Becker and Posner on the Food Crisis
I’ve got to say, while I enjoy reading their posts (usually), the lack of documentation in the form of either hyperlinks or footnotes is most annoying. There is much too much reliance on their authority as respected academics on their own blog. Unfortunately, that is not even the UofChicago way, where everyone has to back their ideas and no one is free from robust criticism.
Anyway, Becker seems to think ethanol and other biofuel production and subsidies are to blame. Posner takes issue with Becker’s dismissal of Malthus. Again, numbers and sources would be good, but here’s a snip:
Rather, the boom in petroleum prices and subsidies to ethanol and other biofuels are the most important forces explaining the recent increase in food prices.
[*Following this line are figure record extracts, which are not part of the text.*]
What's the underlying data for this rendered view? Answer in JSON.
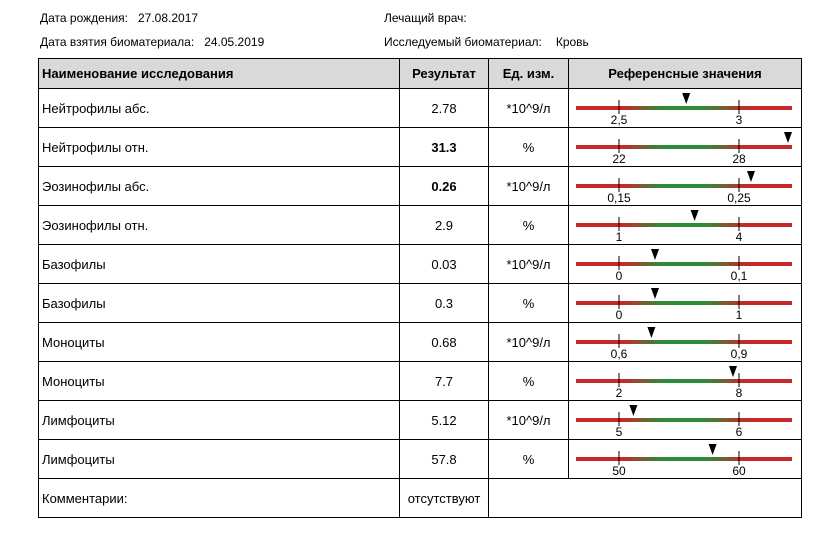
{
  "header": {
    "birth_date_label": "Дата рождения:",
    "birth_date": "27.08.2017",
    "sample_date_label": "Дата взятия биоматериала:",
    "sample_date": "24.05.2019",
    "doctor_label": "Лечащий врач:",
    "doctor": "",
    "material_label": "Исследуемый биоматериал:",
    "material": "Кровь"
  },
  "table": {
    "columns": [
      "Наименование исследования",
      "Результат",
      "Ед. изм.",
      "Референсные значения"
    ],
    "rows": [
      {
        "name": "Нейтрофилы абс.",
        "result": "2.78",
        "unit": "*10^9/л",
        "bold": false,
        "low": "2,5",
        "high": "3",
        "marker_pos": 0.56
      },
      {
        "name": "Нейтрофилы отн.",
        "result": "31.3",
        "unit": "%",
        "bold": true,
        "low": "22",
        "high": "28",
        "marker_pos": 1.55
      },
      {
        "name": "Эозинофилы абс.",
        "result": "0.26",
        "unit": "*10^9/л",
        "bold": true,
        "low": "0,15",
        "high": "0,25",
        "marker_pos": 1.1
      },
      {
        "name": "Эозинофилы отн.",
        "result": "2.9",
        "unit": "%",
        "bold": false,
        "low": "1",
        "high": "4",
        "marker_pos": 0.63
      },
      {
        "name": "Базофилы",
        "result": "0.03",
        "unit": "*10^9/л",
        "bold": false,
        "low": "0",
        "high": "0,1",
        "marker_pos": 0.3
      },
      {
        "name": "Базофилы",
        "result": "0.3",
        "unit": "%",
        "bold": false,
        "low": "0",
        "high": "1",
        "marker_pos": 0.3
      },
      {
        "name": "Моноциты",
        "result": "0.68",
        "unit": "*10^9/л",
        "bold": false,
        "low": "0,6",
        "high": "0,9",
        "marker_pos": 0.27
      },
      {
        "name": "Моноциты",
        "result": "7.7",
        "unit": "%",
        "bold": false,
        "low": "2",
        "high": "8",
        "marker_pos": 0.95
      },
      {
        "name": "Лимфоциты",
        "result": "5.12",
        "unit": "*10^9/л",
        "bold": false,
        "low": "5",
        "high": "6",
        "marker_pos": 0.12
      },
      {
        "name": "Лимфоциты",
        "result": "57.8",
        "unit": "%",
        "bold": false,
        "low": "50",
        "high": "60",
        "marker_pos": 0.78
      }
    ],
    "comment_label": "Комментарии:",
    "comment_value": "отсутствуют"
  },
  "colors": {
    "bar_red": "#c62828",
    "bar_green": "#2e8b3d",
    "header_bg": "#d9d9d9",
    "marker": "#000000"
  }
}
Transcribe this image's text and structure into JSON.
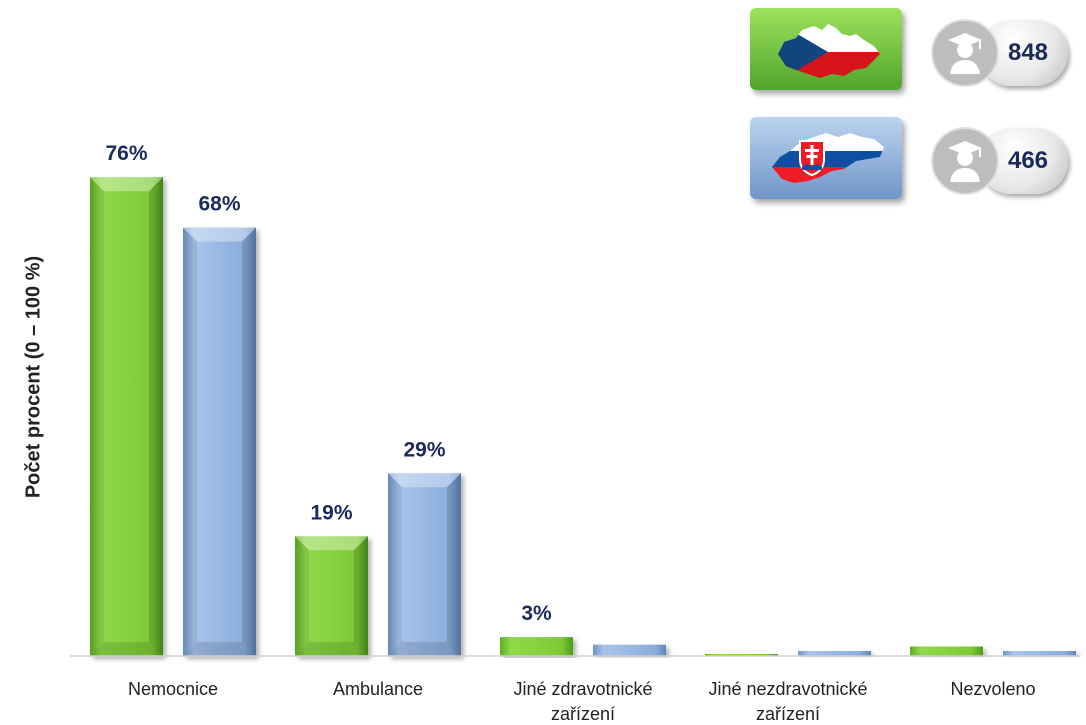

Both the sharp run up in oil prices, and the continuing subsides to ethanol production in the United States, and to a lesser extent Europe, induced an increasing diversion of corn from feed and human consumption to the production of biofuels. The main goal of the diversion has been to produce more ethanol as a substitute for gasoline. During the past year, one quarter of American corn production, and 11 percent of global production, was devoted to biofuels, and the US contributes a lot to the world corn market. The growth in demand for biofuels explains why acreage was shifted from other grains to corn-the acreage devoted to corn in the United States increased by over twenty percent in 2007-8, while that devoted to soybean production declined by more than fifteen percent. The reallocation of production away from other grains explains the rapid price increases for wheat, soybeans, and rice as well as for corn.